“Cego?!”. Não acreditei no que
via. “O senhor pode acompanhar este homem ate a rodoviária?” perguntou o guarda
que me encontrou depois de dar uma curta volta à procura de samaritanos para a
boa ação. Evidente que não hesitei em ajudar, afinal, eu o conhecia.
Infelizmente esse não é um texto que vou me
preocupar em ser exato ou poético. Franco ou intimista. Não perca seu valioso
tempo lendo as linhas abaixo caso tenha plumas para amaciar.
Nos passos que se seguiram ate o
ponto final da nossa caminhada, conversamos e revelei o conhecer de nossa
cidade. Falei que lembrava dele nas quadras das quais jogávamos e dos pontos conhecidos
da cidade. Nunca em quase dez anos havia me direcionado a palavra a ele nas
tardes de jogos. Estava lá, sempre presente, sabia seu nome e onde morava. Às vezes
no mesmo time, e às vezes rivais. Mas colegas de quadra são colegas de quadra.
Uma cegueira progressiva o
acompanhava já fazia um pouco mais de um ano, “vejo tudo branco meu amigo”, me
disse meio triste algumas vezes. Não foram lasers nem cirurgias que conseguiram
trazer de volta as imagens de mais de trinta anos de vida. Já havia se
acostumado ate, percebi pelo gingado da bengala de ferro tateando o escuro à
frente. Falou-me da vida, como estava a rotina e as novas tarefas que custavam
ser executadas.
“Entregue, seu baú já ta
encostando”. Ele me agradeceu, me abraçou e agradeceu novamente. Despedi-me
olhando um pouco para trás, ainda percebendo os agradecimentos perdidos em um
olhar de “tudo branco”.
No meu caminho de volta, não sabia
mais quem era o cego. Quem via um futuro branco pela frente. Quem à de se levar
culpa pelo roubo das cores que a luz nos entrega? Onde se deposita a certeza
que no fim vai ficar tudo bem? Em qual esquina os homens assumem sua taxa de arrogância?
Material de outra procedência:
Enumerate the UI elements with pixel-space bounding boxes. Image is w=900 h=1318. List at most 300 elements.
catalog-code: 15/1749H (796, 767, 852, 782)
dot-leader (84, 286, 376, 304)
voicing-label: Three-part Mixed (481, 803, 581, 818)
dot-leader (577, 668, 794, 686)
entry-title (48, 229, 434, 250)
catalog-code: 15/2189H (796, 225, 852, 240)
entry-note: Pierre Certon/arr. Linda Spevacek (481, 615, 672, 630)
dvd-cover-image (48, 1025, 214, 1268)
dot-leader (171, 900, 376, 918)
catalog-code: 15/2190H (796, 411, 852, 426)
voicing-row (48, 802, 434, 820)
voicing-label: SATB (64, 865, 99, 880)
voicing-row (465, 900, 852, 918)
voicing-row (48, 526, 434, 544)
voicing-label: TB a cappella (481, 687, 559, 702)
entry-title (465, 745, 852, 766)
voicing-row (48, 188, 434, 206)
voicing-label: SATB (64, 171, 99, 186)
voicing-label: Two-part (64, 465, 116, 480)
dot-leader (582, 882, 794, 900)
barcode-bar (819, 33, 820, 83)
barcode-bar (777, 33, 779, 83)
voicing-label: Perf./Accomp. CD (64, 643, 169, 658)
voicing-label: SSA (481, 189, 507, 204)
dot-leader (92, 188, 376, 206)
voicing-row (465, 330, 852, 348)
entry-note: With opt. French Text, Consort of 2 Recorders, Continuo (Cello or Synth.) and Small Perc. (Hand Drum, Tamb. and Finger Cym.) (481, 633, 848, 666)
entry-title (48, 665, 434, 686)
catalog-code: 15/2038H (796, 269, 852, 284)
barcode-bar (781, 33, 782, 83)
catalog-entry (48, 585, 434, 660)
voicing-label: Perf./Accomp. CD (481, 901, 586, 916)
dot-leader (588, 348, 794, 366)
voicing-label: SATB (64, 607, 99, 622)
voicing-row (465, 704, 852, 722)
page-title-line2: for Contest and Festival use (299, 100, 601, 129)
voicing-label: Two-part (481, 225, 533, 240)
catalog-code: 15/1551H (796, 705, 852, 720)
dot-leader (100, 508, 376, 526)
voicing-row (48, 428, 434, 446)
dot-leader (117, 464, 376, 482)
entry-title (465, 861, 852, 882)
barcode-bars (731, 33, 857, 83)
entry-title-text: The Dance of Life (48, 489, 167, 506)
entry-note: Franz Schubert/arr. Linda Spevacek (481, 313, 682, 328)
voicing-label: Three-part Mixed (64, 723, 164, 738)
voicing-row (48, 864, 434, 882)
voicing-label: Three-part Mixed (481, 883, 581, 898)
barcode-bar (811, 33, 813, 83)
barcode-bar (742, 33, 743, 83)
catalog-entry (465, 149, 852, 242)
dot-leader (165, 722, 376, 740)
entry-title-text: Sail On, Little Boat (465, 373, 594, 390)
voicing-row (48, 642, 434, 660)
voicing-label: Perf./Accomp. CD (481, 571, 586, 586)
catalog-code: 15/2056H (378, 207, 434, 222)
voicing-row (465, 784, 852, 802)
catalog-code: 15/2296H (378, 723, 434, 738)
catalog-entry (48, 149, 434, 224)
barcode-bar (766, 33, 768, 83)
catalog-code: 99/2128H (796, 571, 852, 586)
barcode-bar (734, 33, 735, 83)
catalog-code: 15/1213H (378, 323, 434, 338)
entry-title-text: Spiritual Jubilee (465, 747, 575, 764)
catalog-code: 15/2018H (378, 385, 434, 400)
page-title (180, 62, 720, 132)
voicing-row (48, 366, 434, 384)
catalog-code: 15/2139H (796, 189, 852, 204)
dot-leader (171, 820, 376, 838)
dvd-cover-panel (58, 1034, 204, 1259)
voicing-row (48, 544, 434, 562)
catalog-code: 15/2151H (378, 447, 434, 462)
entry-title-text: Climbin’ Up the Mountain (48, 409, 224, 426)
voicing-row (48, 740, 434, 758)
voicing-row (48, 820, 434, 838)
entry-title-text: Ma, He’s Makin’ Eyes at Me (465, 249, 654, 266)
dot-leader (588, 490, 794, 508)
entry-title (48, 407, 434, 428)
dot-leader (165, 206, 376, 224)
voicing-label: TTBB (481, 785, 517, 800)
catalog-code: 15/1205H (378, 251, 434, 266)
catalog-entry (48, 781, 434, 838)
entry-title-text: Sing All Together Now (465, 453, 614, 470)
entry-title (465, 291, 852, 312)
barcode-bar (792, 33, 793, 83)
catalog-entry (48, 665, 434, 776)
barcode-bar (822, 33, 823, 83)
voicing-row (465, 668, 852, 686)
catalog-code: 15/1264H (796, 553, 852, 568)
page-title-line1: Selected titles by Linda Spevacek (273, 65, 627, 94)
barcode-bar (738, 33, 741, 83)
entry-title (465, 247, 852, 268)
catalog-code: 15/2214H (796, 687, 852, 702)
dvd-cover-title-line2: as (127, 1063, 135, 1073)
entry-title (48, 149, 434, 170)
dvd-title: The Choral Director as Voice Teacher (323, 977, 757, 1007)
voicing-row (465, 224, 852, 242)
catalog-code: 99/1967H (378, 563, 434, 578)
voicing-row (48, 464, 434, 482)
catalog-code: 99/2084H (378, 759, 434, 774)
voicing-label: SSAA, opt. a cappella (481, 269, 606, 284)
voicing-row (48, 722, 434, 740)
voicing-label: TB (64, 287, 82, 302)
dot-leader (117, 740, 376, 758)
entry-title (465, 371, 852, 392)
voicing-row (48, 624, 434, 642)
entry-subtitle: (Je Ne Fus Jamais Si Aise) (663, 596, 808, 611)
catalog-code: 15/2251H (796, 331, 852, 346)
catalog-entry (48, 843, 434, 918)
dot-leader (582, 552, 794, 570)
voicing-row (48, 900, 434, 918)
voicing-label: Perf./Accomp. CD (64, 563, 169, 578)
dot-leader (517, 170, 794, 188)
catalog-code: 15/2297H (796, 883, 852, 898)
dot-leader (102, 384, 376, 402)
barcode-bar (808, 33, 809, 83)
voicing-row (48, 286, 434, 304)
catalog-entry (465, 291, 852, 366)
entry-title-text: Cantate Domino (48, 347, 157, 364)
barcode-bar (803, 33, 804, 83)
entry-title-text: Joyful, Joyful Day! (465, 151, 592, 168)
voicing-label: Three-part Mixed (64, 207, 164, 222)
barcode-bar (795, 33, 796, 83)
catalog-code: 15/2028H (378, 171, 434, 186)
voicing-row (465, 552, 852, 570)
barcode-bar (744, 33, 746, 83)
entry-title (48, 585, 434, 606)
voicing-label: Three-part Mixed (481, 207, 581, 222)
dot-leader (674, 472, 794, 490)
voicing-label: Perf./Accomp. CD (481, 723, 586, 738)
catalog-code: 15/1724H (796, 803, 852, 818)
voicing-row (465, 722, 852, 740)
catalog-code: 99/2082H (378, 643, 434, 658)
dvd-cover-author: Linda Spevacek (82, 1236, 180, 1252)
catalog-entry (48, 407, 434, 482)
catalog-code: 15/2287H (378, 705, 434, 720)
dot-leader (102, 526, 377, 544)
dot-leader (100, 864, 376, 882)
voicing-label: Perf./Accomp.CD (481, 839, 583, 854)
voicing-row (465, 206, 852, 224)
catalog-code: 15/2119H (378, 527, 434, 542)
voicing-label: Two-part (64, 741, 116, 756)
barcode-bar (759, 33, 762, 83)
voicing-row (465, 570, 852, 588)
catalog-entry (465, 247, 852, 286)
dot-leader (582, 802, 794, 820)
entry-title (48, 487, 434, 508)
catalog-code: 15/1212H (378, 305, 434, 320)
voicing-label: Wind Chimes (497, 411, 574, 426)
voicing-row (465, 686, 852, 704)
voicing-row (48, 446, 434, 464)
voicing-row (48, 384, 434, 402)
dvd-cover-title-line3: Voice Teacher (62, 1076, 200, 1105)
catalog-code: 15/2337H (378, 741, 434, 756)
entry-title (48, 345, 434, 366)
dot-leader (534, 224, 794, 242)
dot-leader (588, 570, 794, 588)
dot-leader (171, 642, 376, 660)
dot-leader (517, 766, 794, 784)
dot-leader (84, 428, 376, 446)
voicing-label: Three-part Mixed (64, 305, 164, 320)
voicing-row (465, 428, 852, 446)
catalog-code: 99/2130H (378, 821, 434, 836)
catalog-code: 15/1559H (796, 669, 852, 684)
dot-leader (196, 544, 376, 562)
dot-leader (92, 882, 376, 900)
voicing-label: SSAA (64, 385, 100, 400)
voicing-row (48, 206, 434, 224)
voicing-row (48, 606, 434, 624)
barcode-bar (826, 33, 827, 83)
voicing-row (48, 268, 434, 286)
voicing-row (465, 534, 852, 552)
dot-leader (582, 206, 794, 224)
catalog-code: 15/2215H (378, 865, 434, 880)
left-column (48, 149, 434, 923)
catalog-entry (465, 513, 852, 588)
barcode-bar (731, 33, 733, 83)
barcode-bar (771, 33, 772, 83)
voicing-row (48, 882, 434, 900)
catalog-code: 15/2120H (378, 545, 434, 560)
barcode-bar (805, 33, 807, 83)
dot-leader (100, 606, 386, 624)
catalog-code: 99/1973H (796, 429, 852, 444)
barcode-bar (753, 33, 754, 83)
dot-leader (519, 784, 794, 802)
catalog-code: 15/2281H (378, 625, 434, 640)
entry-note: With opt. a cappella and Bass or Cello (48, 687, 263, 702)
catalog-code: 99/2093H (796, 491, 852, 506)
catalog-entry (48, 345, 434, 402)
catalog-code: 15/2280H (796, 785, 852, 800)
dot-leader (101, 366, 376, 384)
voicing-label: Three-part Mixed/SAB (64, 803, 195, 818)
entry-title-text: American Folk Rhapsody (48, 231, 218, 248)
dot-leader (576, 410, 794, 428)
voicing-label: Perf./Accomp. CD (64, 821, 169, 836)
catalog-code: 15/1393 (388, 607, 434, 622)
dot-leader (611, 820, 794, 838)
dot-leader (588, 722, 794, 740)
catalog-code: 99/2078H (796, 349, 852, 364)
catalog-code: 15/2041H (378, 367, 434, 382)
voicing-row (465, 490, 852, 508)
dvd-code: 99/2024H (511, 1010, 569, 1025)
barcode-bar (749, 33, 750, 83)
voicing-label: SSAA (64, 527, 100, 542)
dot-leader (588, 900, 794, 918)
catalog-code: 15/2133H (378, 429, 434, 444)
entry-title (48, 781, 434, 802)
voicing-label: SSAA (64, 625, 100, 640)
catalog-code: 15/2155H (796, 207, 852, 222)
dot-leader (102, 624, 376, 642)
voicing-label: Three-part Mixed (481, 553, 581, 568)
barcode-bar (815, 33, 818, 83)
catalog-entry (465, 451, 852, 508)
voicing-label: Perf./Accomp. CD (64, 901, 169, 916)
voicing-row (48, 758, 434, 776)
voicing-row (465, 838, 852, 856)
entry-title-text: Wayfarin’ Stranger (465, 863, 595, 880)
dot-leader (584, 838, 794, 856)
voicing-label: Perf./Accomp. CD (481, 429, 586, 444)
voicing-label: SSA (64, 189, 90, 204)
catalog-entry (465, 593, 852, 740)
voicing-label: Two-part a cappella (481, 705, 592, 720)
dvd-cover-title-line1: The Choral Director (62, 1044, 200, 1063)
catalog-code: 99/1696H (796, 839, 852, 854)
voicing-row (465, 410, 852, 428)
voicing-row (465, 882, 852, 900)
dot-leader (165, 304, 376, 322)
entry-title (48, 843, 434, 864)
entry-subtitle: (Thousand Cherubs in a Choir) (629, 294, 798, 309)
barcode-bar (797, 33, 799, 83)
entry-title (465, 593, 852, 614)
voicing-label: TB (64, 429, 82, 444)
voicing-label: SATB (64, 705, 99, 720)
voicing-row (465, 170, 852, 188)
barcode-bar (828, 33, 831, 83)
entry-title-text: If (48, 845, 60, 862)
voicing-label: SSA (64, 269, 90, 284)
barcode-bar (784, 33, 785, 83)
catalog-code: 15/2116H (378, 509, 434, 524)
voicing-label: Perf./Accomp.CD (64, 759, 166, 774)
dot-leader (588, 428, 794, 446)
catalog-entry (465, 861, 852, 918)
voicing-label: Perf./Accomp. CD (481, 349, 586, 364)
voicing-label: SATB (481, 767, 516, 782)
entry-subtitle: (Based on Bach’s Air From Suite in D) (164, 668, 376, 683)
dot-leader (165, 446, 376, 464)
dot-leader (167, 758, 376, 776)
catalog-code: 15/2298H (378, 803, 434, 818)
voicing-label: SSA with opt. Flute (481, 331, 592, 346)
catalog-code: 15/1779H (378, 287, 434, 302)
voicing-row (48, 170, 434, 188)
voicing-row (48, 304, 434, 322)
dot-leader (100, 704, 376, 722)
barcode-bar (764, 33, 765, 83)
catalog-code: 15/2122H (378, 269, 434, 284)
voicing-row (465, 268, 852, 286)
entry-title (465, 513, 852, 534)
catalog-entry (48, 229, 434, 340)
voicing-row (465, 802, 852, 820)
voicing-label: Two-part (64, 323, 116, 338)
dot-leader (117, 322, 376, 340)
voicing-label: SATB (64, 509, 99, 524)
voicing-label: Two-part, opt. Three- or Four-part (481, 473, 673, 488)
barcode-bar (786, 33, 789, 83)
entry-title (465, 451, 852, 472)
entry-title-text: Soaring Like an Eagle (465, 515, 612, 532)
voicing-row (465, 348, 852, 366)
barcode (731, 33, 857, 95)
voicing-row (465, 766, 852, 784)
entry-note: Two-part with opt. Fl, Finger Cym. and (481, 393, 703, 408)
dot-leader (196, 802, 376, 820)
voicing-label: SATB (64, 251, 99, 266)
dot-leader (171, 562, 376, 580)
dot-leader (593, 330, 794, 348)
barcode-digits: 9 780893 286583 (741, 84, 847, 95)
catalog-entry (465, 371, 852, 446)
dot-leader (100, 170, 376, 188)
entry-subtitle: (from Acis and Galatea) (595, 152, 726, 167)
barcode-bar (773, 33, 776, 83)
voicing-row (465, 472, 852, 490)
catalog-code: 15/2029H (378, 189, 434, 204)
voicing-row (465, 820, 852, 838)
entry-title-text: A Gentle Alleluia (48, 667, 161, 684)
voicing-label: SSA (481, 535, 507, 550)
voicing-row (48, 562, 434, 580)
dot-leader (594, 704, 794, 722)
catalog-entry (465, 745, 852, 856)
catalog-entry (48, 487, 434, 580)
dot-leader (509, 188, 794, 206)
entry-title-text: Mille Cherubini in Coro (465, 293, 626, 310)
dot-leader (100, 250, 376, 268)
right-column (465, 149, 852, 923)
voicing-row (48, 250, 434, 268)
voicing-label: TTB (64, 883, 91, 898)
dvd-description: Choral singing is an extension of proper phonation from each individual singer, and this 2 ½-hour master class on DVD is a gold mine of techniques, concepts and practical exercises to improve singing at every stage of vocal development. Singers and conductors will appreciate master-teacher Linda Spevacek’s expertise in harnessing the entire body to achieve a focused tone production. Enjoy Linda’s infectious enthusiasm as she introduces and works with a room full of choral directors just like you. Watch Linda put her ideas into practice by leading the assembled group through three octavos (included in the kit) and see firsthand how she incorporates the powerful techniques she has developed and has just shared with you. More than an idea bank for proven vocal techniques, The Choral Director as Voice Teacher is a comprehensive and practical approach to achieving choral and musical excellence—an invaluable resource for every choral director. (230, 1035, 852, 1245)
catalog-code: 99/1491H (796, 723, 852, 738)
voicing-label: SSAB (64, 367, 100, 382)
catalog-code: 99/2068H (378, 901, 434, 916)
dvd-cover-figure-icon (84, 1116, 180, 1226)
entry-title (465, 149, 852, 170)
Se um dia lhe faltar a sã consciência, o que será verdade?
Gostaria de falar sobre
Felicidade, dor, vida, vontade. Falar sobre como o mundo é injusto ou como não valorizamos
os dias que nos passa. Reclamar da falta de consideração pela natureza e todo o
presente que ela nos da. Reclamar do mesquinho ou do hipócrita, do rico e do
pobre. Do nobre ou do plebeu. Dizer um pouco sobre a falta de amor ou ate de
dinheiro. Sobre política e religião. Sobre as divergências de opiniões não respeitadas
ou sobre a fé cega em ideais. Gostaria de falar sobre o valor dos filhos e dos
pais, dos amigos e ate dos animais. Mas, Saramago estava certo. Estamos todos
cegos. Ou como Drummond já escreveu que cada um tem seu pedaço de verdade. Cada
um tem sua bengala da qual fica a tatear o escuro na certeza de que será avisado
por qualquer perigo futuro.
Mais de trinta anos de luz e tudo
se foi em apenas trezentos e sessenta e cinco dias.
No fim da minha caminhada, sobrou
apenas uma pergunta; Quando será minha vez?